El primer jornalero contratado y que va trabajar hasta la puesta del sol. Acepta cobrar un denario, que era el salario legal.
Pero es que no va recibir sólo el denario, al trabajador del campo se le daba la comida y la bebida, porque si no, no podía trabajar y de esa comida, podía tomar algo para sus hijos por ejemplo, cuando le pagué el patrón no le descuenta lo que comió
Me voy con el último jornalero, a él, el señor de la finca sólo les dice que le dará lo justo
Y, si también les dará algo que comer, pero no tanto como sus 2 compañeros contratados antes, y como viene con hambre de estar en la plaza no va ahorrar nada de comida para los suyos
Y, llega el patrón y da 1 denario a cada uno.
Un denario era lo legal, y, era lo acordado
Y, además no es solo el denario es el denario y la comida, para que pudieran trabajar
El último también ha tenido comida pero mucha menos; el patrón le paga un denario, pero eso nada afecta a los otros 2, cobran lo que acordaron, el dueño de la finca puede hacer con lo suyo, lo que le pete, como si, quiere adoptarlo y nombrarlo, heredero universal
La verdad es que si no fuera por el patrón que los contrato habrían muerto de hambre
Dios nos llama a la vida en el vientre de nuestra madre, la vida es nuestra primera llamada
Después cada vida es una historia, Dios sale a buscar jornaleros, a todas las horas, unos hemos sido contratados desde el principio, y pese a lo mucho o poco que hemos haraganeado, se nos ha alimentado, se nos han dado las gracias y los medios necesarios para "trabajar", en la finca de Dios que es el mundo.

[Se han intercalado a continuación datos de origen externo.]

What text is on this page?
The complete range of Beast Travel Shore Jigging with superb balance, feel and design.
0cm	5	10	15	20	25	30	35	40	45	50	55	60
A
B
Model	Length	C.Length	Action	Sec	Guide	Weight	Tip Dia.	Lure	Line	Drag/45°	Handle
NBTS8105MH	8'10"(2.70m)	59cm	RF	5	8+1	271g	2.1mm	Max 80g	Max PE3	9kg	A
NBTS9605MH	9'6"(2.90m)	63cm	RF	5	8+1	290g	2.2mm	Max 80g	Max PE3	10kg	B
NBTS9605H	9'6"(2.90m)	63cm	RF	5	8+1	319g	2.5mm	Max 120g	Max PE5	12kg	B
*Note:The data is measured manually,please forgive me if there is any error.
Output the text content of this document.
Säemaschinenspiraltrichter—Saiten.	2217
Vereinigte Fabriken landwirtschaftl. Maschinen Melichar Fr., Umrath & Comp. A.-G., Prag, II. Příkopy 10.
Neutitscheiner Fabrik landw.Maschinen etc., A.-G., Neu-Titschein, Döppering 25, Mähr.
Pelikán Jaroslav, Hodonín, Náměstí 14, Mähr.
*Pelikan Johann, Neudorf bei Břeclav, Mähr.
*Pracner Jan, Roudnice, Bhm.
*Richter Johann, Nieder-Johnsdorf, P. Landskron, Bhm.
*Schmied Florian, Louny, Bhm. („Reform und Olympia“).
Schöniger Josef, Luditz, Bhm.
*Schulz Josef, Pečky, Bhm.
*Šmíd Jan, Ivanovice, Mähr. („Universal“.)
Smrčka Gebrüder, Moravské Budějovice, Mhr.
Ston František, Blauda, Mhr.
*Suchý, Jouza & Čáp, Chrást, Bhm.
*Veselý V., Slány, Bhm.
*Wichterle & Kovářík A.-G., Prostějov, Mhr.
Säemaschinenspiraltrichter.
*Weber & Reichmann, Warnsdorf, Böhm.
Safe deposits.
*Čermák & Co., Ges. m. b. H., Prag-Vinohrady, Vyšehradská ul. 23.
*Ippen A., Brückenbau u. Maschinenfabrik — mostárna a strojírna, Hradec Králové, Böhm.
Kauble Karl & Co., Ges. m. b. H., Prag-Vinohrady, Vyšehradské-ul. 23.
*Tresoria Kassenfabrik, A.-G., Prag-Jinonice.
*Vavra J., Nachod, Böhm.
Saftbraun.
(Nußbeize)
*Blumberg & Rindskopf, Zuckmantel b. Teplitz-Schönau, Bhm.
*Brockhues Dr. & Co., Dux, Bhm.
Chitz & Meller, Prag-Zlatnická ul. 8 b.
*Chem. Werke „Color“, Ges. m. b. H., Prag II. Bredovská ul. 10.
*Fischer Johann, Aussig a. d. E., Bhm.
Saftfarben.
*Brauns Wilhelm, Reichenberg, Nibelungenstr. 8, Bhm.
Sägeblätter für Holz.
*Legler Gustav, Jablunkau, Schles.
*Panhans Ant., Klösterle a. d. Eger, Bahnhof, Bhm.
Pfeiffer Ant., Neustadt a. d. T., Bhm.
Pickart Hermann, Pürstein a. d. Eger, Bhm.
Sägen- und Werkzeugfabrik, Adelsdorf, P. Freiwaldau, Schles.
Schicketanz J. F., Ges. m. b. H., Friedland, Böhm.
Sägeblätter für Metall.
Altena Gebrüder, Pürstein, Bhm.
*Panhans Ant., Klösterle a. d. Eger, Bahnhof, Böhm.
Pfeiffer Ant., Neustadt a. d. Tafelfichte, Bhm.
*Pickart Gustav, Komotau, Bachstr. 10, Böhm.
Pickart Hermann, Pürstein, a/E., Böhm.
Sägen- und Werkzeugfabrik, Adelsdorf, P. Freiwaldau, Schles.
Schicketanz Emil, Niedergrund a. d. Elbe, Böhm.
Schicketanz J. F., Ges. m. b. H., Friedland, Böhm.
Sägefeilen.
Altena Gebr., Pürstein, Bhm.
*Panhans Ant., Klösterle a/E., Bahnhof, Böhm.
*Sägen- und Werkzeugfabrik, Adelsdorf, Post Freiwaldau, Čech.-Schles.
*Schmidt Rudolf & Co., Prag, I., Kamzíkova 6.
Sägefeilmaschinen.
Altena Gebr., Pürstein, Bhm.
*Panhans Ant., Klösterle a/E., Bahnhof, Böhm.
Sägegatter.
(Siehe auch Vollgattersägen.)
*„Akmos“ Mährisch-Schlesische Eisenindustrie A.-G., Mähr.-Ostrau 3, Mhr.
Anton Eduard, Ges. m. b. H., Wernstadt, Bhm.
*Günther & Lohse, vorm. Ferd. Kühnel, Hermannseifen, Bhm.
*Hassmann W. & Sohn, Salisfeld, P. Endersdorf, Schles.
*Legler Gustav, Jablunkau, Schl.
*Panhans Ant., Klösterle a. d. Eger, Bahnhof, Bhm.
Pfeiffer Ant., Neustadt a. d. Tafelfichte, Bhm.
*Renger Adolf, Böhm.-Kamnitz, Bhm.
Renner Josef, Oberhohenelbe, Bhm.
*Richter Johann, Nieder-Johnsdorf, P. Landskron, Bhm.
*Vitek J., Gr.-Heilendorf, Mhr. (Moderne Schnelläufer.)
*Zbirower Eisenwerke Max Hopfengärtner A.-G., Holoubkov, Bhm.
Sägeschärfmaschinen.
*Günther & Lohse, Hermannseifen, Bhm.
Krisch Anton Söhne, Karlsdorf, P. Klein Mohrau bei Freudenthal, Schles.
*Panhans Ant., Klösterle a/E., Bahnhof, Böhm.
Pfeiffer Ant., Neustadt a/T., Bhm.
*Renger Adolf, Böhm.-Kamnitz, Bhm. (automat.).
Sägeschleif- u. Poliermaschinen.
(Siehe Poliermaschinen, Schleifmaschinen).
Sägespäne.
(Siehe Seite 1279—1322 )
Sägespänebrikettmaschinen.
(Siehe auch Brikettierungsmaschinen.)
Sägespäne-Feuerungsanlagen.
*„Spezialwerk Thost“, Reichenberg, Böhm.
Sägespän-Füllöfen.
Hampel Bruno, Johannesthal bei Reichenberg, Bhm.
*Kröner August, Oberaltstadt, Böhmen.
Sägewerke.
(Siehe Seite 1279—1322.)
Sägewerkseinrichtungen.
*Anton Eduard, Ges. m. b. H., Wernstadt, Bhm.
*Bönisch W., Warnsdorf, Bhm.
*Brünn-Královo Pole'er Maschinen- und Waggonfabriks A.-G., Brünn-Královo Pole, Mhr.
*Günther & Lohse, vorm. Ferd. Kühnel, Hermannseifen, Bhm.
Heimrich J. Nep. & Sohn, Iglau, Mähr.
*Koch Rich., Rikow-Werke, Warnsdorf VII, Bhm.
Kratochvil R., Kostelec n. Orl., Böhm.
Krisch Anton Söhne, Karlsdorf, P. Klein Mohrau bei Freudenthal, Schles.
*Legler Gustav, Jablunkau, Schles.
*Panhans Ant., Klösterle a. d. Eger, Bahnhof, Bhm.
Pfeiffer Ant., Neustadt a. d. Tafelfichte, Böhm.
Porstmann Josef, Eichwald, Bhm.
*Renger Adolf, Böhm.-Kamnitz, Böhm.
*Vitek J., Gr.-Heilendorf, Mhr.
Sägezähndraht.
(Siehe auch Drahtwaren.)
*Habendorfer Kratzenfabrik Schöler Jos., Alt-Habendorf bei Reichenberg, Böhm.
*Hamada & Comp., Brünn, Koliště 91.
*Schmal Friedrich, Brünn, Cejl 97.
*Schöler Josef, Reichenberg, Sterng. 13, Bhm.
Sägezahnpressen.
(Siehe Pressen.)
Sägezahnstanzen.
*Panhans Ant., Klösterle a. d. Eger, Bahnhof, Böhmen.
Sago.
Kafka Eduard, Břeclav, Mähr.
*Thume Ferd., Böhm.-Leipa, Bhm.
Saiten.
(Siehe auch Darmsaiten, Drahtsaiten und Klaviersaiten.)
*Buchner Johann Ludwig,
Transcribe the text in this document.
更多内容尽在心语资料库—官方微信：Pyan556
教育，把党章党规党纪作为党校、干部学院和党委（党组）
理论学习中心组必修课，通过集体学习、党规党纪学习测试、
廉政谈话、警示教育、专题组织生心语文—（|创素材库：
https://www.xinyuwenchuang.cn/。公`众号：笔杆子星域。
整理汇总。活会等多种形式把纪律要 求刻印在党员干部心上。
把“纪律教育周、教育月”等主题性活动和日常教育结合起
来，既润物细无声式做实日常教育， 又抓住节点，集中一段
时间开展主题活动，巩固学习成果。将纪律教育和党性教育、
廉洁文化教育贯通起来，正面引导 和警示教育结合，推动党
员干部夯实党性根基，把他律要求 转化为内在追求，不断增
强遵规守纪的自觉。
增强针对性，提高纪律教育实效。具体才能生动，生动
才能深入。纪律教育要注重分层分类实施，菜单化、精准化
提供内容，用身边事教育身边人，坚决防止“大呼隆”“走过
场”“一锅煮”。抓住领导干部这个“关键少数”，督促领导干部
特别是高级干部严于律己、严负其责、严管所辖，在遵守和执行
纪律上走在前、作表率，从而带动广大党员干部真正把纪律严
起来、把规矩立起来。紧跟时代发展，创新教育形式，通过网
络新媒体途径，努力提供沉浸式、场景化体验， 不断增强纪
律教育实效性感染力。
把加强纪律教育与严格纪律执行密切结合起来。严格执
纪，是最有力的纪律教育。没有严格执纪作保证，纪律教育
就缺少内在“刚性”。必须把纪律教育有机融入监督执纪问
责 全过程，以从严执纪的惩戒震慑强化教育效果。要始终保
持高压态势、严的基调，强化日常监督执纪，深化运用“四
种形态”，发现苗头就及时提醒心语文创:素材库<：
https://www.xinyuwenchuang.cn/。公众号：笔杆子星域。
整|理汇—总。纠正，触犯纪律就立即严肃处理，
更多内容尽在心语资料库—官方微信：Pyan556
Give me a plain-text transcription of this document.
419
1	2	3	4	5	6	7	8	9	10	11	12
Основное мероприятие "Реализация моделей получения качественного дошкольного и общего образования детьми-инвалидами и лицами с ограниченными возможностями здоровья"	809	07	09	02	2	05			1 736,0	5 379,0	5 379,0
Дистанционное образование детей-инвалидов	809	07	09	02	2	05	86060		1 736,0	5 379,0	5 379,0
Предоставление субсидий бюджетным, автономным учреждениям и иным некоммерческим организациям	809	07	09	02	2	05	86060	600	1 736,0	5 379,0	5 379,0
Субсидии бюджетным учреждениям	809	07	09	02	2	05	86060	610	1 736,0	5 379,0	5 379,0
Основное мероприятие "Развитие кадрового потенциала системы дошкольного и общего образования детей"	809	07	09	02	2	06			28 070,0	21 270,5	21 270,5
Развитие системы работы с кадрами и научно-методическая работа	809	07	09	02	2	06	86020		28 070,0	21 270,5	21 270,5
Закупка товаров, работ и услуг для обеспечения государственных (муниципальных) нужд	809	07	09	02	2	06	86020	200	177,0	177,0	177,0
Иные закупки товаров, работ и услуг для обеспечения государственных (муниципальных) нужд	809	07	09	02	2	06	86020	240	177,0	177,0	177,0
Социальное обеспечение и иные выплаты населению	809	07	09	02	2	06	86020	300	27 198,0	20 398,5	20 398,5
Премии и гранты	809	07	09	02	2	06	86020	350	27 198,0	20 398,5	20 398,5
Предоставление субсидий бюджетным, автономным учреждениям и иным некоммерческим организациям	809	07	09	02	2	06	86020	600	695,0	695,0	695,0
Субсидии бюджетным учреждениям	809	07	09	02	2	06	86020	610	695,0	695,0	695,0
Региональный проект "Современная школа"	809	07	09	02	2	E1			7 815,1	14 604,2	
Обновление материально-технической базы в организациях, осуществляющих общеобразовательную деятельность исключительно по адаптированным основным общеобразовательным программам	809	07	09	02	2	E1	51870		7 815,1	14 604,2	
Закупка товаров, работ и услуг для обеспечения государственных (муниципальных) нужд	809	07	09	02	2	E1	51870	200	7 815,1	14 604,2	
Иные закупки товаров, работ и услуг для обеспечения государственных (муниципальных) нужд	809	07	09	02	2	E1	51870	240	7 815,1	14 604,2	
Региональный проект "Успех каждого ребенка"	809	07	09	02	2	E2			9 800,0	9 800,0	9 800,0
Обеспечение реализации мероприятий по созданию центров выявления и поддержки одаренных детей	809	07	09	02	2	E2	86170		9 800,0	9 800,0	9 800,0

Otros han sido llamados más tarde porque sus "oídos", les impedían oír, pero se ponen a trabajar muchas veces con más ahínco, pero están más débiles, vienen con anemia espiritual
Al final Dios da el mismo pago a todos
Porque ese Denario es el mismo
Claro que no a todos va llegar igual. Aunque a todos llene, y ninguno lo merezca
Porque si Dios no hubiera venido en nuestra ayuda seríamos como Sodoma, me quedo corta, compañeros de demonios seríamos
Y, si no, nos hubiera llamado a la vida en nuestra madre ni existiríamos.
Así que démosle gracias, y, alegrémonos por los que son "contratados a la última hora.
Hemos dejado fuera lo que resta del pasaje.